High Court clarification on NPPF Green Belt policy

Will Thomas, Browne Jacobson

The High Court judgment in the case of R (Boot) v Elmbridge Borough Council [2017] EWHC 12 (Admin) provides useful clarification on the approach that local planning authorities should take when applying paragraph 89 of the National Planning Policy Framework (NPPF) to applications for development within the Green Belt.

Elmbridge Borough Council (the Council) granted planning permission for the development of a £17.9 million football and athletics facility, within the metropolitan Green Belt, on a 14 hectare former landfill site. The planning permission was granted on the basis that the proposal was not inappropriate development on the Green Belt. The planning committee found that the development fell within paragraph 89 of the NPPF which states that the “provision of appropriate facilities for outdoor sport” is not inappropriate development subject to the proviso that it “preserves the openness of the Green Belt and does not conflict with the purpose of including land within it.”

In assessing the impact on openness, the planning committee found that the sports hub proposal represented appropriate development within the Green Belt, as it did not have “a significant adverse impact” on the openness of the Green Belt or the amenity of nearby properties. It was found that there would also be significant benefits in terms of outdoor sports and recreation and improving damaged land.

A judicial review claim was brought by a local resident. One of the grounds was that the council had erred in its interpretation of paragraph 89 of the NPPF by finding that development could preserve the openness of the Green Belt even if it causes harm to openness. The local resident argued that if the development causes harm to openness, even limited harm, it does not “preserve” openness and is therefore inappropriate development.

The council argued that, as a matter of planning judgment, it was open to the planning committee to find that the proposal preserved the openness of the Green Belt even if it causes limited harm on the basis that all new buildings in the Green Belt caused some harm to openness.

The High Court upheld the challenge and concluded that a development cannot “preserve” the openness of the Green Belt when it causes harm to openness. Therefore, if a new sports facility causes harm to the openness of the Green Belt, it is inappropriate development, regardless of the extent of the harm. Despite concluding that the development would have an adverse impact on openness, the council had not considered whether there were “very special circumstances” to justify the development (as required by paragraph 88 of the NPPF).

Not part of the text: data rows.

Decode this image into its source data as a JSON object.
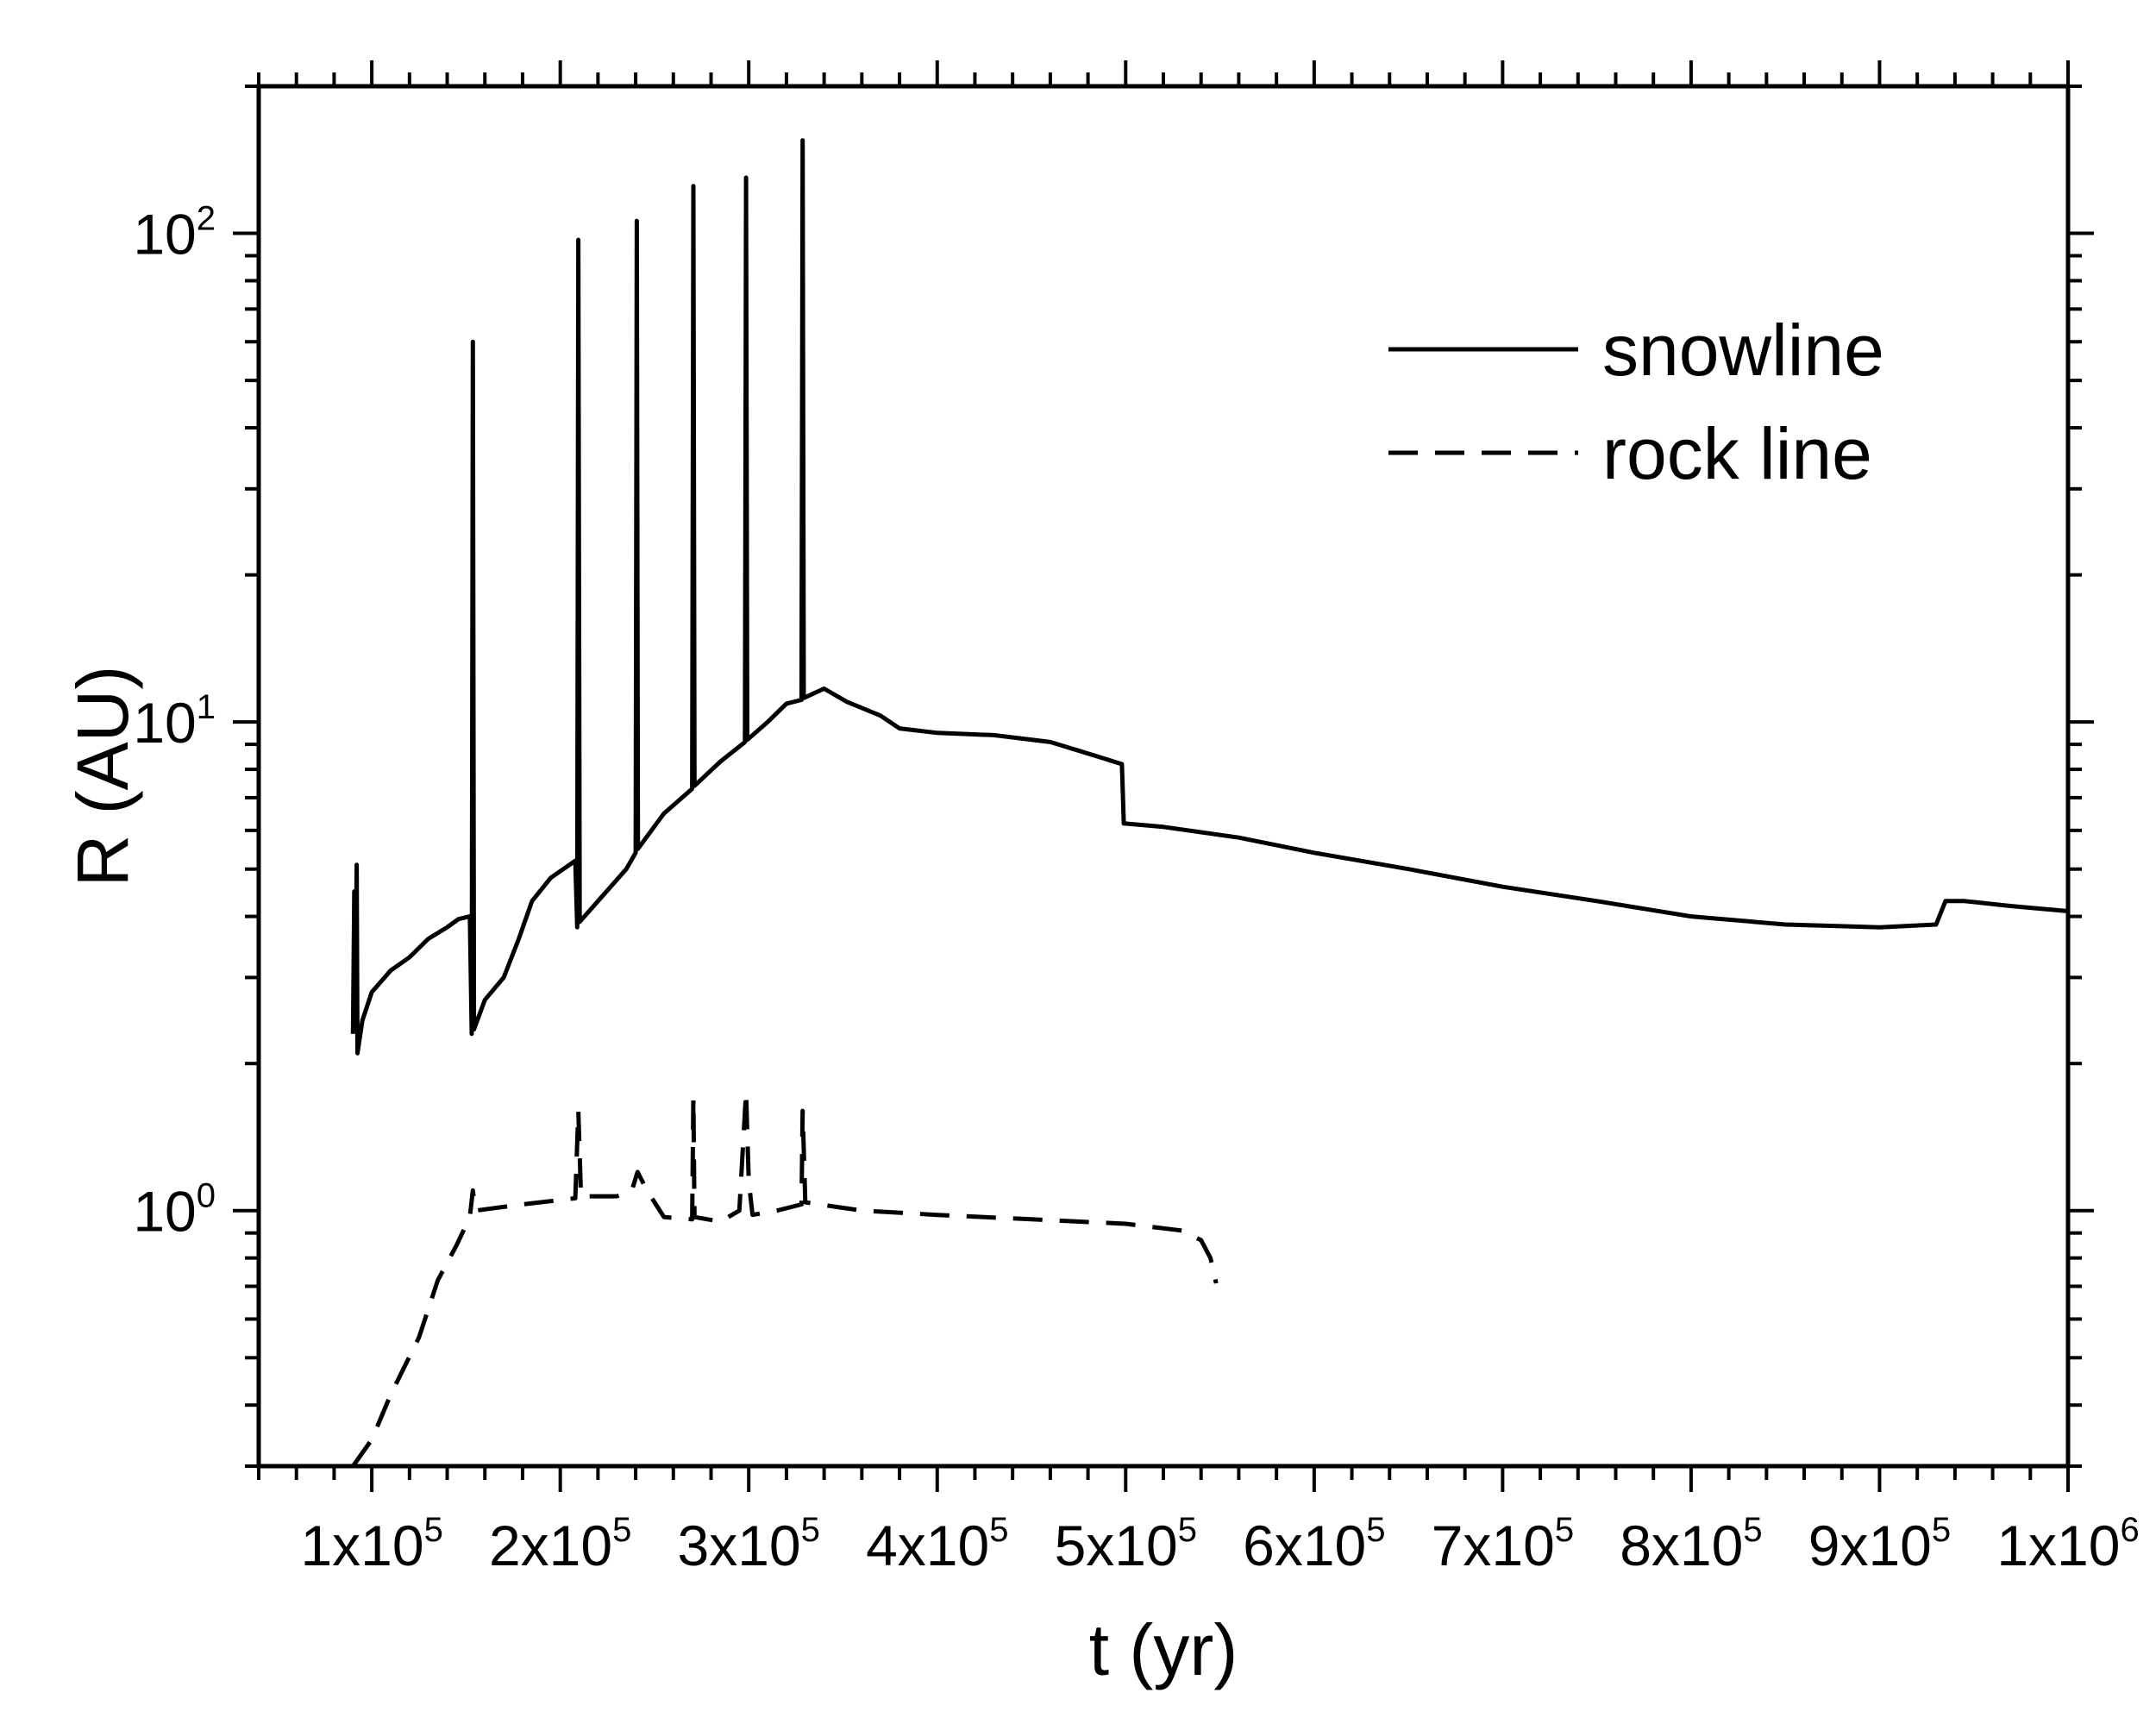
{
  "chart_data": {
    "type": "line",
    "xlabel": "t (yr)",
    "ylabel": "R (AU)",
    "xscale": "linear",
    "yscale": "log",
    "xlim": [
      40000,
      1000000
    ],
    "ylim": [
      0.3,
      200
    ],
    "x_ticks": [
      {
        "value": 100000,
        "base": "1x10",
        "exp": "5"
      },
      {
        "value": 200000,
        "base": "2x10",
        "exp": "5"
      },
      {
        "value": 300000,
        "base": "3x10",
        "exp": "5"
      },
      {
        "value": 400000,
        "base": "4x10",
        "exp": "5"
      },
      {
        "value": 500000,
        "base": "5x10",
        "exp": "5"
      },
      {
        "value": 600000,
        "base": "6x10",
        "exp": "5"
      },
      {
        "value": 700000,
        "base": "7x10",
        "exp": "5"
      },
      {
        "value": 800000,
        "base": "8x10",
        "exp": "5"
      },
      {
        "value": 900000,
        "base": "9x10",
        "exp": "5"
      },
      {
        "value": 1000000,
        "base": "1x10",
        "exp": "6"
      }
    ],
    "y_ticks": [
      {
        "value": 1,
        "base": "10",
        "exp": "0"
      },
      {
        "value": 10,
        "base": "10",
        "exp": "1"
      },
      {
        "value": 100,
        "base": "10",
        "exp": "2"
      }
    ],
    "legend_position": "top-right",
    "grid": false,
    "series": [
      {
        "name": "snowline",
        "style": "solid",
        "color": "#000000",
        "points": [
          [
            90000,
            2.3
          ],
          [
            90700,
            4.5
          ],
          [
            91200,
            2.4
          ],
          [
            92000,
            5.1
          ],
          [
            92400,
            2.1
          ],
          [
            95000,
            2.45
          ],
          [
            100000,
            2.8
          ],
          [
            110000,
            3.1
          ],
          [
            120000,
            3.3
          ],
          [
            130000,
            3.6
          ],
          [
            140000,
            3.8
          ],
          [
            146000,
            3.95
          ],
          [
            152000,
            4.0
          ],
          [
            153000,
            2.3
          ],
          [
            153600,
            60
          ],
          [
            154200,
            2.35
          ],
          [
            160000,
            2.7
          ],
          [
            170000,
            3.0
          ],
          [
            178000,
            3.6
          ],
          [
            185000,
            4.3
          ],
          [
            195000,
            4.8
          ],
          [
            208000,
            5.2
          ],
          [
            209000,
            3.8
          ],
          [
            209600,
            97
          ],
          [
            210300,
            3.9
          ],
          [
            220000,
            4.3
          ],
          [
            235000,
            5.0
          ],
          [
            240000,
            5.4
          ],
          [
            240600,
            106
          ],
          [
            241200,
            5.5
          ],
          [
            255000,
            6.5
          ],
          [
            270000,
            7.3
          ],
          [
            270600,
            125
          ],
          [
            271200,
            7.4
          ],
          [
            285000,
            8.3
          ],
          [
            298000,
            9.1
          ],
          [
            298600,
            130
          ],
          [
            299200,
            9.2
          ],
          [
            310000,
            10.0
          ],
          [
            320000,
            10.9
          ],
          [
            328000,
            11.1
          ],
          [
            328600,
            155
          ],
          [
            329200,
            11.2
          ],
          [
            340000,
            11.7
          ],
          [
            352000,
            11.0
          ],
          [
            370000,
            10.3
          ],
          [
            380000,
            9.7
          ],
          [
            400000,
            9.5
          ],
          [
            430000,
            9.4
          ],
          [
            460000,
            9.1
          ],
          [
            485000,
            8.5
          ],
          [
            498000,
            8.2
          ],
          [
            499000,
            6.2
          ],
          [
            520000,
            6.1
          ],
          [
            560000,
            5.8
          ],
          [
            600000,
            5.4
          ],
          [
            650000,
            5.0
          ],
          [
            700000,
            4.6
          ],
          [
            750000,
            4.3
          ],
          [
            800000,
            4.0
          ],
          [
            850000,
            3.85
          ],
          [
            900000,
            3.8
          ],
          [
            930000,
            3.85
          ],
          [
            935000,
            4.3
          ],
          [
            945000,
            4.3
          ],
          [
            970000,
            4.2
          ],
          [
            1000000,
            4.1
          ]
        ]
      },
      {
        "name": "rock line",
        "style": "dashed",
        "color": "#000000",
        "points": [
          [
            90000,
            0.3
          ],
          [
            100000,
            0.34
          ],
          [
            110000,
            0.42
          ],
          [
            125000,
            0.55
          ],
          [
            135000,
            0.72
          ],
          [
            145000,
            0.85
          ],
          [
            152000,
            0.97
          ],
          [
            153600,
            1.1
          ],
          [
            155000,
            1.0
          ],
          [
            180000,
            1.03
          ],
          [
            208000,
            1.06
          ],
          [
            209600,
            1.6
          ],
          [
            211000,
            1.07
          ],
          [
            230000,
            1.07
          ],
          [
            238000,
            1.1
          ],
          [
            241000,
            1.2
          ],
          [
            246000,
            1.1
          ],
          [
            255000,
            0.97
          ],
          [
            270000,
            0.96
          ],
          [
            270600,
            1.7
          ],
          [
            271200,
            0.97
          ],
          [
            285000,
            0.95
          ],
          [
            295000,
            1.0
          ],
          [
            298600,
            1.75
          ],
          [
            300000,
            1.15
          ],
          [
            302000,
            0.98
          ],
          [
            315000,
            1.0
          ],
          [
            328000,
            1.03
          ],
          [
            328600,
            1.6
          ],
          [
            330000,
            1.04
          ],
          [
            360000,
            1.0
          ],
          [
            400000,
            0.98
          ],
          [
            450000,
            0.96
          ],
          [
            500000,
            0.94
          ],
          [
            530000,
            0.91
          ],
          [
            540000,
            0.87
          ],
          [
            545000,
            0.8
          ],
          [
            548000,
            0.71
          ]
        ]
      }
    ]
  }
}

This case is a useful clarification, for local planning authorities and developers, of how the Green Belt policies contained in the NPPF should be applied. If a proposal has an adverse impact on openness, the inevitable conclusion is that it does not comply with a policy that requires openness to be maintained. In this instance, the council could not find that the development would have “limited adverse impact” on the openness of the Green Belt on one hand, and then find that the development complied with the Green Belt policy on the other. The case demonstrates that a local planning authority does not have any latitude to find otherwise, based on the extent of the impact. If less than significant harm was permitted, the NPPF would say that.

This approach to paragraph 89 of the NPPF is also likely to equally apply to paragraph 90 of the NPPF which provides that certain changes of use are not inappropriate development provided that they “preserve the openness of the Green Belt”.